After his death, they were driven south of the present Egyptian border (Judges I, 18). But they extended their rule by the time of Samson over much of Israel. They never controlled much more than the southern coastal plain and, after a series of defeats by King David, ceased to play any role of importance. By the eighth century BC, they had disappeared.

"Palestine" is a misnomer for the area. Israel has a history there of more than 3,000 years.

John M Collins



Quids in

I shall be 80 next month and, to recognise this considerable achievement, the DWP have written to me regarding my pension. I quote, "Age Addition of 25p per week will be payable from your 80th birthday". I should like to state publicly that I do not intend to give back a single penny of this.

Peter Jones


Caught on camera

Tuesday's paper had an advertisement from the British Transport Police showing a typical high street.
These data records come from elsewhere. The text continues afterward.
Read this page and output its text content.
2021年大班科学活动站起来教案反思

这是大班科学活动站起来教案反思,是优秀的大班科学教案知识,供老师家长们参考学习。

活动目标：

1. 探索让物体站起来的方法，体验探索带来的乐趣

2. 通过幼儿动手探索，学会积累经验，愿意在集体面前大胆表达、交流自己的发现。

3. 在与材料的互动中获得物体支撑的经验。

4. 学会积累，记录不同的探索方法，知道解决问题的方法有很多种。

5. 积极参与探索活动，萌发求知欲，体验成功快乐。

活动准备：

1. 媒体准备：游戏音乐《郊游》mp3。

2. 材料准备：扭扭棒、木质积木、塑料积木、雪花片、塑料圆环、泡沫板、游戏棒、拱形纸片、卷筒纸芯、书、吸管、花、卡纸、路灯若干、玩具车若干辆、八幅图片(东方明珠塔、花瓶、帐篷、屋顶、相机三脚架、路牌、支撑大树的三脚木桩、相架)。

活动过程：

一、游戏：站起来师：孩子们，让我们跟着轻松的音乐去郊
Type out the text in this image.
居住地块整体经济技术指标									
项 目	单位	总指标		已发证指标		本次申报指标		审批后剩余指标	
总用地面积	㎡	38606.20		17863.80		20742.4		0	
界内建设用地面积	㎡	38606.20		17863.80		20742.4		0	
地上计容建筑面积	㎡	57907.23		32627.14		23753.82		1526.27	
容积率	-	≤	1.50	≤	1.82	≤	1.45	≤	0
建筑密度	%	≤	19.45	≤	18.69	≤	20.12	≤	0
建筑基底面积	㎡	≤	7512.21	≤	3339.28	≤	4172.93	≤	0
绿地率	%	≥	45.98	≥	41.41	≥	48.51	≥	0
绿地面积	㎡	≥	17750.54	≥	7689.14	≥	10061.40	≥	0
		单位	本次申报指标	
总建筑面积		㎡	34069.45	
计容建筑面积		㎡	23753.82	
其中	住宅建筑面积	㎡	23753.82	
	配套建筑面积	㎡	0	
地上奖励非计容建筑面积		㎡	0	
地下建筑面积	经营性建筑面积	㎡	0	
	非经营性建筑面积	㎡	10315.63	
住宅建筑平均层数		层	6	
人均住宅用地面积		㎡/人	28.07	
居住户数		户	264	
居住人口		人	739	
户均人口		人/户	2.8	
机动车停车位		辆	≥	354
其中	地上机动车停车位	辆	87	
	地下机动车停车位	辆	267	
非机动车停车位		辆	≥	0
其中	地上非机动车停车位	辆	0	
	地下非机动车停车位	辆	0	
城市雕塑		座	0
In the background was a prominent CCTV camera atop a pole. The caption was, "A bomb won't go off here because, weeks before, a shopper reported someone studying the CCTV cameras". We have no choice when we are observed by a nameless and faceless employee of the government or local authority, but should we have the temerity to stare back it seems we are to be arrested and asked to explain our deviant behaviour. This sort of paranoid nonsense beggars belief.

Bob Armstrong

London SE2

In praise of 'Priscilla'

Michael Coveney's review of Priscilla, Queen of the Desert (24 March) does not accord with the laughter and cheering from the audience, and the long standing ovation with which it ended. Priscilla was an enormous, fun-filled ex-travaganza of light, colour and choreography, with just enough poignancy to remind one that life isn't all singing, dancing and pure frivolity. Sometimes, a critic exposes a performance's lack of depth, and sometimes the performance exposes the critic's lack of a sense of humour.

Harry Bruhns

London NW10

Wise bet

Suppose we bent over backwards to appease the climate sceptics, and assumed that there's only a 50:50 chance of the world's leading climate scientists being right. It would still make sense to take the threat of climate change seriously, simply because of the disparity of risk. If we over-estimate the threat of climate change, then we risk spending a certain amount of money. If we underestimate the threat, we risk everything.

Mike Wright

Nuneaton, Warwickshire

A view of value

On a number of occasions, the Home Secretary has referred to "shared values" (letters, 25 March). Does the vigorous pursuit of one's own financial self-interest count as an example of one of these values?